中村委員は、ことし3月の会合で日銀がマイナス金利政策の解除を決めた際は、中小企業の賃上げ状況を確認する必要があるなどとして反対し、4月の会合では政策の維持に賛成しました。

6日の講演で中村委員は、物価の先行きについて「来年度、2025年度以降、節約志向の高まりなどから、個人消費が低迷し、値上げの鎮静化が進んだ場合は、2%の物価目標に届かない可能性がある」と慎重な見方を示しました。

そのうえで、今後の金融政策について「現時点でのデータに基づくと、当面は現状の政策の維持が妥当と考えている」と述べました。
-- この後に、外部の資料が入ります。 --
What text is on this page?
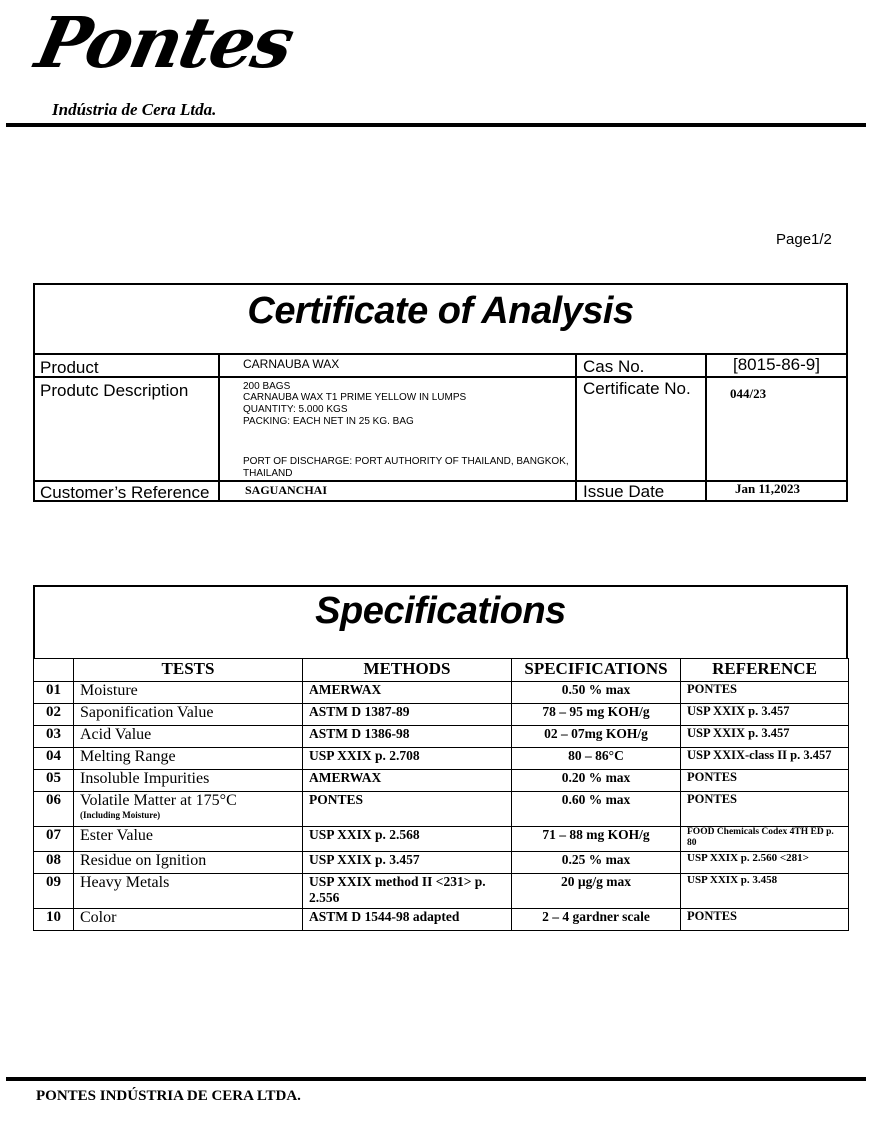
Pontes
Indústria de Cera Ltda.
Page1/2
Certificate of Analysis
Product	CARNAUBA WAX	Cas No.	[8015-86-9]
Produtc Description	200 BAGS
CARNAUBA WAX T1 PRIME YELLOW IN LUMPS
QUANTITY: 5.000 KGS
PACKING: EACH NET IN 25 KG. BAG
PORT OF DISCHARGE: PORT AUTHORITY OF THAILAND, BANGKOK,
THAILAND
Certificate No.	044/23
Customer’s Reference	SAGUANCHAI	Issue Date	Jan 11,2023
Specifications
	TESTS	METHODS	SPECIFICATIONS	REFERENCE
01	Moisture	AMERWAX	0.50 % max	PONTES
02	Saponification Value	ASTM D 1387-89	78 – 95 mg KOH/g	USP XXIX p. 3.457
03	Acid Value	ASTM D 1386-98	02 – 07mg KOH/g	USP XXIX p. 3.457
04	Melting Range	USP XXIX p. 2.708	80 – 86°C	USP XXIX-class II p. 3.457
05	Insoluble Impurities	AMERWAX	0.20 % max	PONTES
06	Volatile Matter at 175°C
(Including Moisture)	PONTES	0.60 % max	PONTES
07	Ester Value	USP XXIX p. 2.568	71 – 88 mg KOH/g	FOOD Chemicals Codex 4TH ED p. 80
08	Residue on Ignition	USP XXIX p. 3.457	0.25 % max	USP XXIX p. 2.560 <281>
09	Heavy Metals	USP XXIX method II <231> p. 2.556	20 µg/g max	USP XXIX p. 3.458
10	Color	ASTM D 1544-98 adapted	2 – 4 gardner scale	PONTES
PONTES INDÚSTRIA DE CERA LTDA.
また、日銀が目指す2%の物価安定目標の達成には、経済構造の変化が必要だとして、中小企業の価格転嫁の状況や、賃上げの余力、設備や人材への投資などを丁寧に確認することが重要だと強調しました。

講演のあとの記者会見で中村委員は、追加の利上げや国債の買い入れの減額を判断する時期について、「利上げには時期が早いと思う。国債の買い入れを減らすと金利の変化が起きてくるが、経済がまだ強くない時にショックを起こすべきではない。影響を慎重に考えながら方向を決めていく」と述べました。